A la musique classique qui s'échappait de la radio répondirent rapidement mes paroles sibyllines. Je disais à la fois oui et à la fois non, je suppliais d'arrêter et dans le même temps j'étais trahie par ma respiration saccadée. Mes gémissements bientôt se firent moins prudes et plus éloquents. Il me caressait sans vergogne, lui, assis à l'avant de son véhicule, moi, en sueur, jouisseuse, évanouie de plaisir, sur la banquette arrière, les yeux mi-clos, la bouche ouverte rehaussée de rouge-à-lèvres framboise écrasée, les cheveux en bataille, une main serrant mon téléphone de toutes mes forces, l'autre glissée sous ma chemise blanche, dans mon soutien-gorge en dentelle, titillant mon téton gonflé qui demandait à sortir. 

J'avais envie de sentir son odeur, de toucher sa peau, qu'il s'installe en moi comme on se vautre dans un bon canapé, entièrement, sans retenue, de tout son poids.

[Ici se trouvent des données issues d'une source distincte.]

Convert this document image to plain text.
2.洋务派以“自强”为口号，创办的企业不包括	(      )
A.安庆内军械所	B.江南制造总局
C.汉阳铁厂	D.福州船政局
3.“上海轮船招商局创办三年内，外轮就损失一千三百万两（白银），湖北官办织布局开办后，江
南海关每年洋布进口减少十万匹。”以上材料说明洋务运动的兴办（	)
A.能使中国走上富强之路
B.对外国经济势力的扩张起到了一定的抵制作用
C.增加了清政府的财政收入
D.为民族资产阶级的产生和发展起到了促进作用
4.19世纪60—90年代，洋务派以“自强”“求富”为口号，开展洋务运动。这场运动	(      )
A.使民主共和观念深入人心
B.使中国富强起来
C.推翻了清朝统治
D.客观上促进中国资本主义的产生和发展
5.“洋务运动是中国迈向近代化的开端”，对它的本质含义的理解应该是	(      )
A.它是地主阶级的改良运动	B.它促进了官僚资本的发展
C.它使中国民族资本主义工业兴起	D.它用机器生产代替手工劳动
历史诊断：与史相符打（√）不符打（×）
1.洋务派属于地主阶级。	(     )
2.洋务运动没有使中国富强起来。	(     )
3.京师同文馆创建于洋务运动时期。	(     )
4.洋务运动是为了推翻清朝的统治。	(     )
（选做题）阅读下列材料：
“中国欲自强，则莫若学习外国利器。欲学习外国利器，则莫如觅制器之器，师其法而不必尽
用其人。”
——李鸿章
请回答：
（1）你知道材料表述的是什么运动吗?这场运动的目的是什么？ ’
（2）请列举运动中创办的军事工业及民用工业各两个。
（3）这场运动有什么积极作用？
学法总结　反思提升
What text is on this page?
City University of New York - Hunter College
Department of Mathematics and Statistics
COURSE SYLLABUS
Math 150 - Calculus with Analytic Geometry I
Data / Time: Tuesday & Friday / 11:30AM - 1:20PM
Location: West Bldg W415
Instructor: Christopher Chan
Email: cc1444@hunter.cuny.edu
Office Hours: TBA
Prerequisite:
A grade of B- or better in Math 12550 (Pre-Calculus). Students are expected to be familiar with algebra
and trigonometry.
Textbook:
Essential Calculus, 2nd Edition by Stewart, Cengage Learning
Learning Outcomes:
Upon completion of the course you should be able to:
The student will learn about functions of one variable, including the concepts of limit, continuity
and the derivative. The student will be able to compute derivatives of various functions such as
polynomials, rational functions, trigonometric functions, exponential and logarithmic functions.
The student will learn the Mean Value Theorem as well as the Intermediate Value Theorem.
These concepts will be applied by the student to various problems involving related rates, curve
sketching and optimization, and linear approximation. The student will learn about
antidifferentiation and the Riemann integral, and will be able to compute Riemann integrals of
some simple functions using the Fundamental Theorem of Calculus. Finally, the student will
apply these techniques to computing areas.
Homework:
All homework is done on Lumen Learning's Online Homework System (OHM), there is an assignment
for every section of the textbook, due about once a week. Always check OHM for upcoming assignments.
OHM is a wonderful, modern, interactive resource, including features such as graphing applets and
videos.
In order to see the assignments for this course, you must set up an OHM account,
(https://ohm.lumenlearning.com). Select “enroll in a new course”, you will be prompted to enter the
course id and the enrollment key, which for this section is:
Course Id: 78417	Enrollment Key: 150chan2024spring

Je voulais qu'il m'embrasse, qu'il m'enlace, que dans ses bras je trépasse. Les à-coups dus aux freinages et accélérations rendaient ses allers-retours meilleurs encore. Puis, sa main disparut, je ne sentais plus rien que le vide, mouillé, mais vide tout de même.

"Nous sommes arrivés. 12,20€ s'il vous plaît."

Les yeux complètement ouverts désormais, je reprenais pied avec la réalité. En effet, nous étions devant Ladurée. A la hâte, je remontai nerveusement ma culotte des chevilles à mes hanches, écarlate, tirai un billet de 50 euros de mon porte-documents, et fébrile, un escarpin après l'autre, je quittai ce lieu de luxure définitivement à regret.